Ernst Gottmann (7 August 1874 – 30 May 1932) was a German photographer who operated a photography company in Heidelberg. His photography focused on portraiture and architecture. Gottmann handed over his business to his son in 1928, and it remained in the family until the 1970s. A cache of their photographs was discovered in 1975 and featured in a 1980 exhibition in Heidelberg.

==Life==
Ernst Gottmann was born on 7 August 1874. Fifteen years later, in 1889, he began taking photographs at Hauptstrasse 100. He began photographing locally prominent people six years later. In 1899, he married Lina Schellmann. In 1901, he founded the Heidelberger Fachphotographen-Vereinigung, a photography company, in Heidelberg. When Heidelberg University was being built from 1904 to 1905, he photographed the building progress. A year later, he moved to Bienenstrasse 6 and moved his business into that house. In 1907, he was recognised by Frederick II, Grand Duke of Baden as having been "Hofwürdigkeit". In July 1912, he organised the Allgemeine Deutsche Photographische Ausstellung zu Heidelberg. While at this event, Frederick II inducted him into the Order of the Zähringer Lion and the Friedrich Order.
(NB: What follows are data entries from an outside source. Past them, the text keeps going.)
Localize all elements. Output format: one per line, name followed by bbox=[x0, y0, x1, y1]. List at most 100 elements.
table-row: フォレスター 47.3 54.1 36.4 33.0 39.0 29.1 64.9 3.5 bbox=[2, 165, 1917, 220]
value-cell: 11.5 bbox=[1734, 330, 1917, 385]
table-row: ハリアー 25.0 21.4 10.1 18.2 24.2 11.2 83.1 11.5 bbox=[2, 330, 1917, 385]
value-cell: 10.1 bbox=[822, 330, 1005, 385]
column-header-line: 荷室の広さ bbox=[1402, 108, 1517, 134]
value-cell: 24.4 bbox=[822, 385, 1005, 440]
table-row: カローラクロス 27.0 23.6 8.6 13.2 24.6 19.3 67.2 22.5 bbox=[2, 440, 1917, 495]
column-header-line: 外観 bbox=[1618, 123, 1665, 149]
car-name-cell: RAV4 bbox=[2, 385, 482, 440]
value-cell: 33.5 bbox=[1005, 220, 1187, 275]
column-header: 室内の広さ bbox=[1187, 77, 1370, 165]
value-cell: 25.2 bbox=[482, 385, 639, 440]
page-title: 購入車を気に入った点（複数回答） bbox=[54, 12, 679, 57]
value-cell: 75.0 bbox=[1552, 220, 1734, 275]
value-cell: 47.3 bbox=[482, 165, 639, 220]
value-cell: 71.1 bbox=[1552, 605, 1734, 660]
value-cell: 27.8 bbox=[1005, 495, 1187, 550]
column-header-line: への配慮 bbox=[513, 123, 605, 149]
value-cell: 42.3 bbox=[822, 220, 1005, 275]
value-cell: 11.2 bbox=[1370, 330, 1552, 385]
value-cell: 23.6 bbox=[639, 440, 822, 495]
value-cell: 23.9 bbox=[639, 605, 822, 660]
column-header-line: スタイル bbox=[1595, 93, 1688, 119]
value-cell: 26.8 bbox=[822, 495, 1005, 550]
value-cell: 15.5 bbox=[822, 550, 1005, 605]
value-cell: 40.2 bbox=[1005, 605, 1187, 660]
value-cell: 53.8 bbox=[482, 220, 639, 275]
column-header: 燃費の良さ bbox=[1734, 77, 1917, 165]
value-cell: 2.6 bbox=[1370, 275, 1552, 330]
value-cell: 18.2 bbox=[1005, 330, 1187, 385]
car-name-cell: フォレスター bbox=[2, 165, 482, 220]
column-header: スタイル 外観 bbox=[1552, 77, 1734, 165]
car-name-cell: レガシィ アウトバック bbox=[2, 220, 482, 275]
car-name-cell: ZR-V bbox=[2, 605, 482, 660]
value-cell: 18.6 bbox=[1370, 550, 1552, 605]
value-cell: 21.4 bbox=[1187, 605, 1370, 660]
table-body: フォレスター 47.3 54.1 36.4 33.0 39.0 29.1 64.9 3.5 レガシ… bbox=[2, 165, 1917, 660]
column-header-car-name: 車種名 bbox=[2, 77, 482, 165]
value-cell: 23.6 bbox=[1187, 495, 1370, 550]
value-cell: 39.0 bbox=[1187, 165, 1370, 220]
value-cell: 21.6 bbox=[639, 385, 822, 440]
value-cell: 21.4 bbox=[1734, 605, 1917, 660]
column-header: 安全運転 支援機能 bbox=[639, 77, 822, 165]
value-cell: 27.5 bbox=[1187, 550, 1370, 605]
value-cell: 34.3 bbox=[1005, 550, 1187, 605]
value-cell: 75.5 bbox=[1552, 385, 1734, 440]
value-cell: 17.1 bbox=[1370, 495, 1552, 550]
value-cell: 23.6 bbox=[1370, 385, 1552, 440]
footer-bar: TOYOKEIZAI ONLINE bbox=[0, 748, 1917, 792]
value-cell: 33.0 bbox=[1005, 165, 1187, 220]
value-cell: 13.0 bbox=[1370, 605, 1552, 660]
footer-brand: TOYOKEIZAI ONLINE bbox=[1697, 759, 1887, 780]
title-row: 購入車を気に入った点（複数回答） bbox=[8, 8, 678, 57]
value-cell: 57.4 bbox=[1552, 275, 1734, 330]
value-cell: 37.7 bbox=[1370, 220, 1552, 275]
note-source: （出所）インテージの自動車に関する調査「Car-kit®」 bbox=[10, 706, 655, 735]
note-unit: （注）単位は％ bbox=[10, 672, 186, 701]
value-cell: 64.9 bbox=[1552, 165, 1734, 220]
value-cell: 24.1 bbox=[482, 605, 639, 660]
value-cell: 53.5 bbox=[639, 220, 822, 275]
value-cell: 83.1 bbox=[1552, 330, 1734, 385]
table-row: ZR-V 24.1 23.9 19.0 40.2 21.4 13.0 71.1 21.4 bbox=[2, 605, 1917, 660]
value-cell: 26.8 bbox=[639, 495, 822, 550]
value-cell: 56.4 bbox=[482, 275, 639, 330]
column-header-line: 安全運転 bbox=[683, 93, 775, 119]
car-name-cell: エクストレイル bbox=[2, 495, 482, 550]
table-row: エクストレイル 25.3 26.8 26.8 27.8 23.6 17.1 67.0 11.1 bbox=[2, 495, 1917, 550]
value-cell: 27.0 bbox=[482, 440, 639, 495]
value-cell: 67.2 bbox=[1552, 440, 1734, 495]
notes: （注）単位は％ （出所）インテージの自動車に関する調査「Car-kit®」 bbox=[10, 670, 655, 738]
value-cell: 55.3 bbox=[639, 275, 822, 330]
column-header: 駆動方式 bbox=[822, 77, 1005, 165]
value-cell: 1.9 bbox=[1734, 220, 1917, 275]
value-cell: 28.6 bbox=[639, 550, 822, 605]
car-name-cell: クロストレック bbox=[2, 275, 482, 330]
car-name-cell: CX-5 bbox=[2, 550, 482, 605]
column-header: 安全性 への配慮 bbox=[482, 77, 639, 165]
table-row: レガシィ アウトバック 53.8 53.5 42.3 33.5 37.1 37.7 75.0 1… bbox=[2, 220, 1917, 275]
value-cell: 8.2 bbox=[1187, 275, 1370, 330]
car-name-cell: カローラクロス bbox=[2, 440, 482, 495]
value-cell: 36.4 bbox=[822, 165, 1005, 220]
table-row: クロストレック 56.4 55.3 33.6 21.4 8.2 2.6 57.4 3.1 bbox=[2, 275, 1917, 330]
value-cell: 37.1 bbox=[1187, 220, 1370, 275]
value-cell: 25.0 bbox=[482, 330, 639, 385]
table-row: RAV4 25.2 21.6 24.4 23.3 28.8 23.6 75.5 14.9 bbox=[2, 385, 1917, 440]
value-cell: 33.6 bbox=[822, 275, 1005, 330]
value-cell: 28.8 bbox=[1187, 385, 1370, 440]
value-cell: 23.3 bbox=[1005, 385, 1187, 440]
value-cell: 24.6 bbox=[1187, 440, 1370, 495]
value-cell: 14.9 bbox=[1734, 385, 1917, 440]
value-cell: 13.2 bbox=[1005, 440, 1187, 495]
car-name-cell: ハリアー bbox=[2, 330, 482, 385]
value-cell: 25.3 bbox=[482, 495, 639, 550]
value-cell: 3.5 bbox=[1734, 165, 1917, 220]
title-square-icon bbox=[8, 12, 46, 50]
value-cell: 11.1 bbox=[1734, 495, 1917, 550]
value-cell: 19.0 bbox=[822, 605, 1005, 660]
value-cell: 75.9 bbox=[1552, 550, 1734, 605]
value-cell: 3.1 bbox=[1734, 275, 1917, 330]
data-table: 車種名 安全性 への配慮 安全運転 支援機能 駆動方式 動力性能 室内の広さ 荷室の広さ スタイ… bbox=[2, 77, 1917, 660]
In his photography company, he specialised in taking portrait photographs of the local bourgeoisie. He personally knew the local figures in this class and they liked him. His other specialisation was in architectural photography, including the photographs of the construction of Heidelberg University. These photographs have come to be known as the "Gottmann'sche Tafeln". In 1928, he founded the Schlossphotographie photography company, which specialised in taking photographs of people in front of historic areas. His son, also named Ernst Gottmann, took over the main business in that year. Gottmann died on 30 May 1932.

==Business and legacy==
His main photography business remained in the Gottmann family until 1971, while Schlossphotographie remained under family management until 1977 or 1978. In 1975, a collection of negatives was discovered in the basement of their old studio by a pair of architects. This cache included over 20,000 photographs of local people and architecture. After they were prepared by local art history students, they were exhibited in Heidelberg from 6 January to 27 February 1980. The purpose of the exhibition was to connect with the parts of the city that had been destroyed since the photographs were taken. 9022 people visited it, provoking a debate on the redevelopment of the city.